New Zealand darts manufacturer

Shot Darts is a New Zealand darts equipment manufacturer based in Katikati, Bay of Plenty. The company was founded as Puma Dart Products in 1970 by John and Pat McCormick, and later became the Shot Darts brand.

The company designs and manufactures tungsten darts, dartboards and accessories, with its higher-end tungsten darts designed, sampled and manufactured in-house in Katikati. Shot Darts has been reported to export to darts stores in more than 70 countries.

== History ==

Puma Dart Products was founded in Katikati in 1970 by John and Pat McCormick. RNZ has also reported that the Katikati-based factory has been making darts for more than 50 years.

According to ExportNZ, the business began with a dartboard-making machine during a period when organised strikes at New Zealand ports disrupted the importation of sports equipment. The company subsequently began manufacturing brass darts and bristle dartboards in-house.

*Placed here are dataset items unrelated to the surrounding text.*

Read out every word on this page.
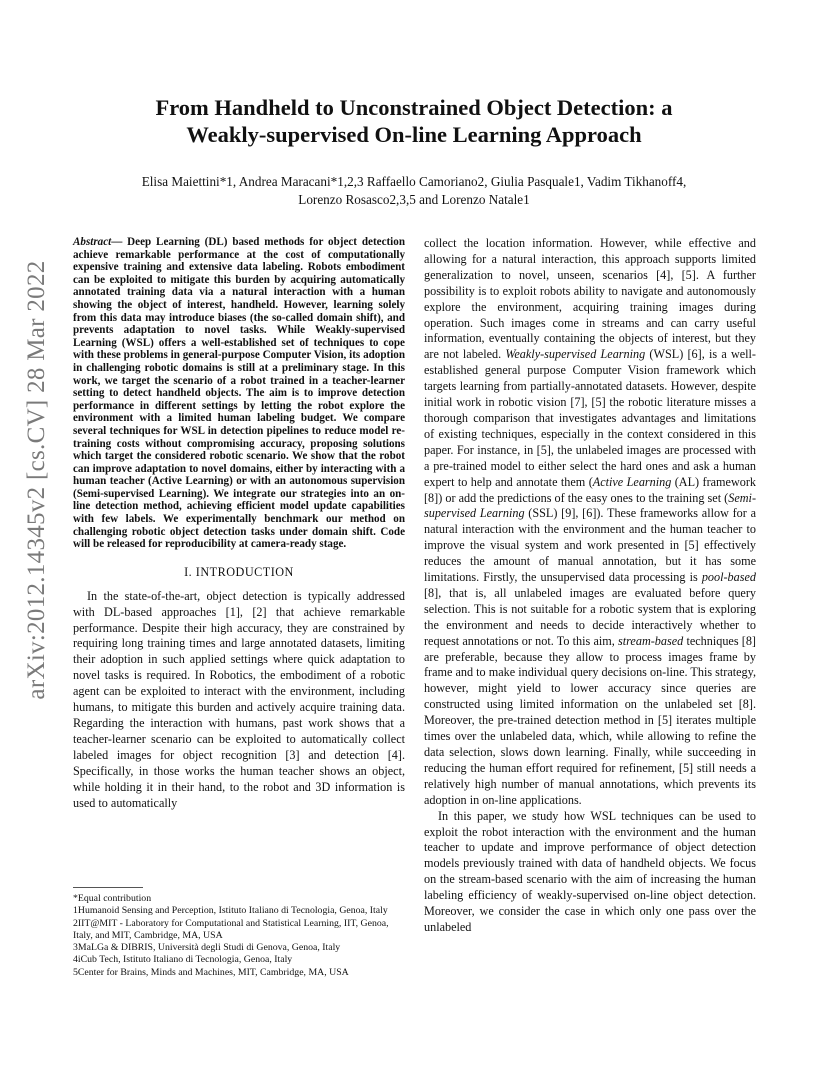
arXiv:2012.14345v2 [cs.CV] 28 Mar 2022
From Handheld to Unconstrained Object Detection: a
Weakly-supervised On-line Learning Approach
Elisa Maiettini*1, Andrea Maracani*1,2,3 Raffaello Camoriano2, Giulia Pasquale1, Vadim Tikhanoff4,
Lorenzo Rosasco2,3,5 and Lorenzo Natale1

Abstract— Deep Learning (DL) based methods for object detection achieve remarkable performance at the cost of computationally expensive training and extensive data labeling. Robots embodiment can be exploited to mitigate this burden by acquiring automatically annotated training data via a natural interaction with a human showing the object of interest, handheld. However, learning solely from this data may introduce biases (the so-called domain shift), and prevents adaptation to novel tasks. While Weakly-supervised Learning (WSL) offers a well-established set of techniques to cope with these problems in general-purpose Computer Vision, its adoption in challenging robotic domains is still at a preliminary stage. In this work, we target the scenario of a robot trained in a teacher-learner setting to detect handheld objects. The aim is to improve detection performance in different settings by letting the robot explore the environment with a limited human labeling budget. We compare several techniques for WSL in detection pipelines to reduce model re-training costs without compromising accuracy, proposing solutions which target the considered robotic scenario. We show that the robot can improve adaptation to novel domains, either by interacting with a human teacher (Active Learning) or with an autonomous supervision (Semi-supervised Learning). We integrate our strategies into an on-line detection method, achieving efficient model update capabilities with few labels. We experimentally benchmark our method on challenging robotic object detection tasks under domain shift. Code will be released for reproducibility at camera-ready stage.

I. INTRODUCTION

In the state-of-the-art, object detection is typically addressed with DL-based approaches [1], [2] that achieve remarkable performance. Despite their high accuracy, they are constrained by requiring long training times and large annotated datasets, limiting their adoption in such applied settings where quick adaptation to novel tasks is required. In Robotics, the embodiment of a robotic agent can be exploited to interact with the environment, including humans, to mitigate this burden and actively acquire training data. Regarding the interaction with humans, past work shows that a teacher-learner scenario can be exploited to automatically collect labeled images for object recognition [3] and detection [4]. Specifically, in those works the human teacher shows an object, while holding it in their hand, to the robot and 3D information is used to automatically

*Equal contribution
1Humanoid Sensing and Perception, Istituto Italiano di Tecnologia, Genoa, Italy
2IIT@MIT - Laboratory for Computational and Statistical Learning, IIT, Genoa, Italy, and MIT, Cambridge, MA, USA
3MaLGa & DIBRIS, Università degli Studi di Genova, Genoa, Italy
4iCub Tech, Istituto Italiano di Tecnologia, Genoa, Italy
5Center for Brains, Minds and Machines, MIT, Cambridge, MA, USA

collect the location information. However, while effective and allowing for a natural interaction, this approach supports limited generalization to novel, unseen, scenarios [4], [5]. A further possibility is to exploit robots ability to navigate and autonomously explore the environment, acquiring training images during operation. Such images come in streams and can carry useful information, eventually containing the objects of interest, but they are not labeled. Weakly-supervised Learning (WSL) [6], is a well-established general purpose Computer Vision framework which targets learning from partially-annotated datasets. However, despite initial work in robotic vision [7], [5] the robotic literature misses a thorough comparison that investigates advantages and limitations of existing techniques, especially in the context considered in this paper. For instance, in [5], the unlabeled images are processed with a pre-trained model to either select the hard ones and ask a human expert to help and annotate them (Active Learning (AL) framework [8]) or add the predictions of the easy ones to the training set (Semi-supervised Learning (SSL) [9], [6]). These frameworks allow for a natural interaction with the environment and the human teacher to improve the visual system and work presented in [5] effectively reduces the amount of manual annotation, but it has some limitations. Firstly, the unsupervised data processing is pool-based [8], that is, all unlabeled images are evaluated before query selection. This is not suitable for a robotic system that is exploring the environment and needs to decide interactively whether to request annotations or not. To this aim, stream-based techniques [8] are preferable, because they allow to process images frame by frame and to make individual query decisions on-line. This strategy, however, might yield to lower accuracy since queries are constructed using limited information on the unlabeled set [8]. Moreover, the pre-trained detection method in [5] iterates multiple times over the unlabeled data, which, while allowing to refine the data selection, slows down learning. Finally, while succeeding in reducing the human effort required for refinement, [5] still needs a relatively high number of manual annotations, which prevents its adoption in on-line applications.

In this paper, we study how WSL techniques can be used to exploit the robot interaction with the environment and the human teacher to update and improve performance of object detection models previously trained with data of handheld objects. We focus on the stream-based scenario with the aim of increasing the human labeling efficiency of weakly-supervised on-line object detection. Moreover, we consider the case in which only one pass over the unlabeled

Puma Darts began exporting dart equipment to Australia in the early 1970s, and later expanded distribution into Europe and the United States through international trade-show relationships.

In 1992, the company launched the Bandit dartboard, a bristle dartboard using thin embedded steel bands rather than a traditional round-wire spider. ExportNZ described the Bandit as the world's first bladed dartboard, and Idealog also credited the company with developing the first bladed dartboard.

The Shot Darts brand was launched in 2009. Darts Corner has reported that Puma Dart Products continued as the underlying business while Shot Darts became the company's international trading brand. BlueOcean's B2B Inspired podcast has also described the rebrand as part of the company's shift from a small family business in Katikati to an international darts brand.

== Manufacturing and design ==

Shot Darts manufactures high-end tungsten darts at its factory in Katikati, Bay of Plenty. In 2020, the Bay of Plenty Times reported that the company operated CNC machinery and a plating plant at the site.

Idealog reported that Shot's production and design team had more than 150 years of combined experience, and that its higher-end tungsten darts were designed, sampled and manufactured in-house. The design process was reported to include hand-drawn concepts, computer-aided design, CNC machining, coating, laser etching, pointing, packing and hand matching.

The company has also invested in in-house coating and plating equipment for dart production.

== Professional darts ==

Shot Darts has produced or sponsored darts equipment for professional players. Idealog reported that the company had manufactured ranges associated with Michael van Gerwen and Max Hopp, and that Hopp was co-sponsored by Shot.

In 2023, Shot Darts signed English professional darts player Michael Smith, then the Professional Darts Corporation world champion and world number one. The Bay of Plenty Times reported that an exclusive Michael Smith signature range was designed and manufactured at Shot's factory in Katikati.

Darts Corner has also reported that Shot has signed or sponsored professional players including Ritchie Edhouse and Ben Robb.

== Recognition ==

In 2022, Shot Darts was named as a finalist in the New Zealand International Business Awards in the Excellence in Brand Storytelling category.